This new form of treatment for metastatic prostate cancer is being used in Europe, Australia and elsewhere, and being tested in clinical trials in the U.S.  As part of my series on PSMA-targeting, here’s more of the story:

We have talked a lot about the amazing results in some men with metastatic prostate cancer of PSMA-targeting radionuclides, being used in Europe, Australia, and elsewhere, but still in clinical trials here in the U.S.  Now, I’m all for moving drugs right along, damn the torpedoes, and giving anyone who wants to take the risk a chance to beat a terrible disease.  But there’s a good reason that the U.S. is taking this cautiously:  because some of these PSMA-targeting treatments – not all – can harm the salivary glands and tear ducts.  When these treatments become FDA-approved in this country, I believe the side effects will not be so severe.  Scientists like Neil Bander and Martin Pomper are developing agents that have much milder side effects.

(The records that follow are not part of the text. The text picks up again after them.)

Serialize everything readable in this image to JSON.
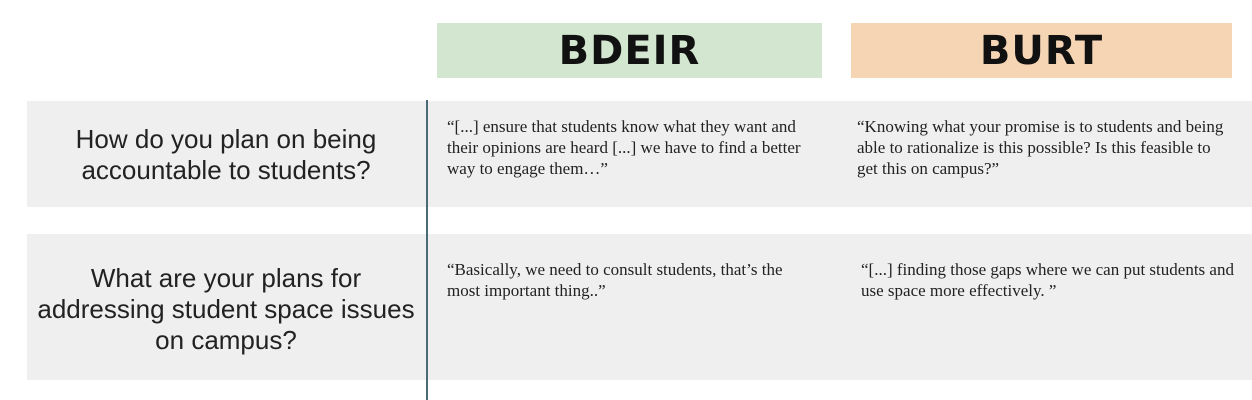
{
  "headers": {
    "bdeir": "BDEIR",
    "burt": "BURT"
  },
  "rows": [
    {
      "question": "How do you plan on being accountable to students?",
      "bdeir": "“[...] ensure that students know what they want and their opinions are heard [...] we have to find a better way to engage them…”",
      "burt": "“Knowing what your promise is to students and being able to rationalize is this possible? Is this feasible to get this on campus?”"
    },
    {
      "question": "What are your plans for addressing student space issues on campus?",
      "bdeir": "“Basically, we need to consult students, that’s the most important thing..”",
      "burt": "“[...] finding those gaps where we can put students and use space more effectively. ”"
    }
  ],
  "colors": {
    "bdeir_header": "#d3e6cf",
    "burt_header": "#f6d5b5",
    "row_background": "#efefef",
    "divider": "#4a6a78"
  }
}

The whole time I’ve been writing about PSMA, I have been thinking of Nathan (I changed his name to protect his privacy), a remarkable, tough and courageous man I interviewed in 2018.  He is one of the pioneer patients of PSMA-targeting treatment.  I want to tell you his story now.

On a dark day in 2013, Nathan was diagnosed at age 57, with stage 4 prostate cancer that had spread to his lymph nodes, his spine and hip.   His cancer was very aggressive: Gleason 9.  The prognosis was grim, and Nathan had a choice to make:  do what his initial urologist suggested, start on androgen deprivation therapy (ADT), hope it works for a long time and wait until the cancer gets worse, or go into “high-gear mode.”  He chose option B.  “If I have an aggressive cancer, I want to deal with it aggressively.”

So, in addition to starting on ADT and an androgen receptor blocker, abiraterone (Zytiga), plus prednisone – a combination that is now FDA-approved, but was about five years ahead of its time in 2013 – Nathan underwent a radical prostatectomy.  The surgery did not cure him, but eliminating the primary tumor dealt the cancer a severe blow and bought him more time.  “The plan all along was, kick the can down the road until science can catch up,” he says.  He assembled a team of doctors who had the same philosophy.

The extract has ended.